Figure 2.

Treatment with DZNep depletes expression of polycomb group proteins EZH2, SUZ12, and EED in cultured and primary AML cells. (A) OCI-AML3 and HL-60 cells were treated with the indicated concentrations of DZNep for 24 hours. After this, total cell lysates were prepared and immunoblot analysis was performed for EZH2, SUZ12, EED, and DNMT1. The expression levels of β-actin in the lysates served as the loading control. (B) Primary AML cells were treated with the indicated concentrations of DZNep for 24 hours. At the end of treatment, cell lysates were prepared and immunoblot analysis was performed for EZH2, SUZ12, EED, and DNMT1. The expression levels of β-actin in the lysates served as the loading control. (C) OCI-AML3 cells were treated with BZ and DZNep as indicated for 8 hours.

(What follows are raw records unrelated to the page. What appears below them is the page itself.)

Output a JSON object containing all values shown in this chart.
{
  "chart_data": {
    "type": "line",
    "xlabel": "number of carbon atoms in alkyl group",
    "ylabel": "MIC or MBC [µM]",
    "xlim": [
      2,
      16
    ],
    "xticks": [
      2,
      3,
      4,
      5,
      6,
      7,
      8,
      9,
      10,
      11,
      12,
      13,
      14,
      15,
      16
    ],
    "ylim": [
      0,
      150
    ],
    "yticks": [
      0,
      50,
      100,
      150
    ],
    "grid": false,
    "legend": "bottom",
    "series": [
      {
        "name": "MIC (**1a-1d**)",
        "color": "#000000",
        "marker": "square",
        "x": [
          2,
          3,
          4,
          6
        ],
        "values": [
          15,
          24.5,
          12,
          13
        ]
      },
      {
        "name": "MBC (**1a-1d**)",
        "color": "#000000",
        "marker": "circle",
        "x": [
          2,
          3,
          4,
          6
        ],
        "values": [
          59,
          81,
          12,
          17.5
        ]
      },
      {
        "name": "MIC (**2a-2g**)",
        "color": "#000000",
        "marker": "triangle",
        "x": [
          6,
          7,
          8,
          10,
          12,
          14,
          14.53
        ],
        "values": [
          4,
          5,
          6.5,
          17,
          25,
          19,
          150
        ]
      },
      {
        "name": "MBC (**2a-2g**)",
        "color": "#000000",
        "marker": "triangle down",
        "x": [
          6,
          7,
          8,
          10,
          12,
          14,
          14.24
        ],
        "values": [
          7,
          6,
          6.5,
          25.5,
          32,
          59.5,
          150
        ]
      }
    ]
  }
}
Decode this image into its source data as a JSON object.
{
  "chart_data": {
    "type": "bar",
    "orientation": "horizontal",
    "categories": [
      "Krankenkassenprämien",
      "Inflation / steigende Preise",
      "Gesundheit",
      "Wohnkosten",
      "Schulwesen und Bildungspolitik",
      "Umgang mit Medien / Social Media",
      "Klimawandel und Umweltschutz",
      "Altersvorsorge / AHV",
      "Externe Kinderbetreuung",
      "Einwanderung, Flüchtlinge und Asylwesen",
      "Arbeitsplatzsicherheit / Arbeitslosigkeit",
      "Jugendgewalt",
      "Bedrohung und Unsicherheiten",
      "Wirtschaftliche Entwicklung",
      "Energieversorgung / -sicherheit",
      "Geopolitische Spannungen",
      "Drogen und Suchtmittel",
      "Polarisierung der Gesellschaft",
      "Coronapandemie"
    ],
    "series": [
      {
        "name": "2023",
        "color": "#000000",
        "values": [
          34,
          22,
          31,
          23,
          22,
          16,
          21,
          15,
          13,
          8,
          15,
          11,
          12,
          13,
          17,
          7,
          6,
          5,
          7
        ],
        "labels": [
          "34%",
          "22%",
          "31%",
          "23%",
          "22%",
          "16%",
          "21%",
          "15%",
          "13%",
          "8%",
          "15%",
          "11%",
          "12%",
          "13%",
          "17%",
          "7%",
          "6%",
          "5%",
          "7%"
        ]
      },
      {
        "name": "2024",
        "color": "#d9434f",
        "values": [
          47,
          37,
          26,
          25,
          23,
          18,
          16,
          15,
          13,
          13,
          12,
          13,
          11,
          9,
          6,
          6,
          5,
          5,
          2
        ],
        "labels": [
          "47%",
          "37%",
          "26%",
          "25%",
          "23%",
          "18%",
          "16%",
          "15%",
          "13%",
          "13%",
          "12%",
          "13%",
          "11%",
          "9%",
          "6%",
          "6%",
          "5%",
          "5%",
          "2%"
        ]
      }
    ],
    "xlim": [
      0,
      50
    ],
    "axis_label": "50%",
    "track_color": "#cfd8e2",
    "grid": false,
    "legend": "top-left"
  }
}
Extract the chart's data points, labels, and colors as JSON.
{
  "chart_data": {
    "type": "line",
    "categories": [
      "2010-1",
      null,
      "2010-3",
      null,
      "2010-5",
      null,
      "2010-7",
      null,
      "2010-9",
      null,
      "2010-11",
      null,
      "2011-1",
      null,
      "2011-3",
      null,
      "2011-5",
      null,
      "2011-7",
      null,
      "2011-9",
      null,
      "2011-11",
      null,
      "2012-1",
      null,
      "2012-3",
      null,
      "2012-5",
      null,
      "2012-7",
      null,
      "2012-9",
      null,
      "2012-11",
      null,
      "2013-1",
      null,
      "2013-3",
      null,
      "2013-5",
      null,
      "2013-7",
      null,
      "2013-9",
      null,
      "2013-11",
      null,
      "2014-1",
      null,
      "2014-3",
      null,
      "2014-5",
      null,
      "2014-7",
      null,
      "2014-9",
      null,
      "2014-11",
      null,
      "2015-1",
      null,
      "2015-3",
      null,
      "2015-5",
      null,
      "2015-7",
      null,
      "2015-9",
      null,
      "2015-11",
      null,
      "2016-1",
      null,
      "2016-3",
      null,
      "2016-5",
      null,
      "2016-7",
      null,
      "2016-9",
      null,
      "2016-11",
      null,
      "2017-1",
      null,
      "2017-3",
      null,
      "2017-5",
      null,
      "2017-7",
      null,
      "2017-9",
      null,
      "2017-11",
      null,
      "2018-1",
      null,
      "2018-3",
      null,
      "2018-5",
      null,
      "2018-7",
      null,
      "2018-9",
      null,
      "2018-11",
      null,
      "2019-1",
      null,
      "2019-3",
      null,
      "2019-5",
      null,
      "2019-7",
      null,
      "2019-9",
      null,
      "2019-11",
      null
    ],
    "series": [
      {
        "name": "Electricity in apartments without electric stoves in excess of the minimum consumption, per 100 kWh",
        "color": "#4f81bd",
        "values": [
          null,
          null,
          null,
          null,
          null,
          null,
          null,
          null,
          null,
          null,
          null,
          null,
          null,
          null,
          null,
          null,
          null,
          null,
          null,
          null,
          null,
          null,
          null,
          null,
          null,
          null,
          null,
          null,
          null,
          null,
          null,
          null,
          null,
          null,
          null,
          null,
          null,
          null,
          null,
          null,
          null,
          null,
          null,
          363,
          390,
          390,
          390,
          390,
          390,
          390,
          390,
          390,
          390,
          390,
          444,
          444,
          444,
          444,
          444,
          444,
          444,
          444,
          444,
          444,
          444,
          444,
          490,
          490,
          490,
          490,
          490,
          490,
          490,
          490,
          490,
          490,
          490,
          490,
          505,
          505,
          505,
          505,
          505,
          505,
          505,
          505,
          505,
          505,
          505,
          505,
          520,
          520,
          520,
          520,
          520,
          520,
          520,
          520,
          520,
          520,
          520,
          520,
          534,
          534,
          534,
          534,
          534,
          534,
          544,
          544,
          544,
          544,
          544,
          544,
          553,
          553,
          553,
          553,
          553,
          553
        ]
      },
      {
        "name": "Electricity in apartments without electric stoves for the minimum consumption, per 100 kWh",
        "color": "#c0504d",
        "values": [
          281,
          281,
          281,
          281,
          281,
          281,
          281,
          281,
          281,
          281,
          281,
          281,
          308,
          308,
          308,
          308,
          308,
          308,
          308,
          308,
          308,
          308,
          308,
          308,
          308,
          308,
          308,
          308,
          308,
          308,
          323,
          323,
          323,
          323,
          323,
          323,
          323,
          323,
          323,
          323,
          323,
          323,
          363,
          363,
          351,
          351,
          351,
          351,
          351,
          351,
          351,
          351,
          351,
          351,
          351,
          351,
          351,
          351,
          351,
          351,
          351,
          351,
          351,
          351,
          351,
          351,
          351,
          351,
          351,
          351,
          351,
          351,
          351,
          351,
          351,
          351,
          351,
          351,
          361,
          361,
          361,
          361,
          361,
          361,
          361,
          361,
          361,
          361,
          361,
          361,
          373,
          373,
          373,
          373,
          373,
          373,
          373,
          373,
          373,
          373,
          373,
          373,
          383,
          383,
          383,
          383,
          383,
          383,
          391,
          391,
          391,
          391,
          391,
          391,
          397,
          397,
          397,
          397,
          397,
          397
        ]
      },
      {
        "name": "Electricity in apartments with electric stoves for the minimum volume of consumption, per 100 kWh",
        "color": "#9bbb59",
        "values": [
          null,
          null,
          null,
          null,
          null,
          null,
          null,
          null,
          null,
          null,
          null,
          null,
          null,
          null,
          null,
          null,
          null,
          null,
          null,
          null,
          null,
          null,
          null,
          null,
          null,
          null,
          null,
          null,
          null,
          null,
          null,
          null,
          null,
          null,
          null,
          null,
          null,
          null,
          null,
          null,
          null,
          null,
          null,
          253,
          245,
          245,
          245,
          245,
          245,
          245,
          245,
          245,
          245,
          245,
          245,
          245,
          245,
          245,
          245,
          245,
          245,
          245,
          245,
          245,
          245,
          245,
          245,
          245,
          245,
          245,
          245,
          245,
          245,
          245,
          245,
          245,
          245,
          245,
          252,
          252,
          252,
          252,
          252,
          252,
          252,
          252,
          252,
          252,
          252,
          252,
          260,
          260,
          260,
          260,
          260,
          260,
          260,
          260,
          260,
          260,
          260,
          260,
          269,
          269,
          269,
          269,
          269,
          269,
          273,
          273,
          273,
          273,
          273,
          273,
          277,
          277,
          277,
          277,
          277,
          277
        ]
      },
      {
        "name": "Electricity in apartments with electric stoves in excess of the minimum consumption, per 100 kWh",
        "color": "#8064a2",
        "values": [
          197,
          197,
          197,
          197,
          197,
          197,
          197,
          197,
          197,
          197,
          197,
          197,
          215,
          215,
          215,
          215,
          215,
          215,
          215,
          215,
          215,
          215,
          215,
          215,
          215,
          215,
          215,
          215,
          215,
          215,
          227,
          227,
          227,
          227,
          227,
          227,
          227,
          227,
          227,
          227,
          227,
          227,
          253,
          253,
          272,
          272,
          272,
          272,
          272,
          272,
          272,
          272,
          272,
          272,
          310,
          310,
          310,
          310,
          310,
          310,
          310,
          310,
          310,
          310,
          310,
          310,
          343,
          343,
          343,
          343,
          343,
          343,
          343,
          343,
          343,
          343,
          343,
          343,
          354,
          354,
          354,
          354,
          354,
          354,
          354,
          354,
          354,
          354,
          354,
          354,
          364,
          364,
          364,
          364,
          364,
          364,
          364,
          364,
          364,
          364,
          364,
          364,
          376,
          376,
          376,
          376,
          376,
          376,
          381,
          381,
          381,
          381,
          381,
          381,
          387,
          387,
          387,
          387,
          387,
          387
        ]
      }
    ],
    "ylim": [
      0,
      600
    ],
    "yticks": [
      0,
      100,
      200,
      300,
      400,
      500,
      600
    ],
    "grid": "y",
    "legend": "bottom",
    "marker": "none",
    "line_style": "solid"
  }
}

After treatment, cell lysates were prepared and immunoblot analysis was performed for EZH2 and SUZ12. The expression levels of β-actin in the lysates served as the loading control. (D) OCI-AML3 and HL-60 cells were treated with the indicated concentrations of DZNep for 16 hours. Then, total RNA was isolated and quantitative real-time PCR was performed with TaqMan probes for EZH2, SUZ12, and EED. The relative quantity (RQ) of each mRNA was normalized against glyceraldehyde-3-phosphate dehydrogenase expression. (E) HL-60 and OCI-AML3 cells were treated with 2 μM DZNep for 8 and 24 hours. Total RNA was isolated and reverse transcribed with a stem loop primer for hsa-miR-101. After reverse transcription, qPCR for hsa-miR-101 was performed, and expression of hsa-miR-101 was normalized against 18S RNA expression. (F) HL-60 cells were treated with the indicated concentrations of DZNep for 24 hours. Chromatin immunoprecipitation was performed with anti-EZH2 antibody. Immunoprecipitated DNA was used for qPCR of the WNT1, CHD1, and HOXA9 promoters. Fold enrichment data are relative to the control and are expressed as a ratio of the cycle threshold for the chromatin immunoprecipitation DNA versus the cycle threshold for the input samples.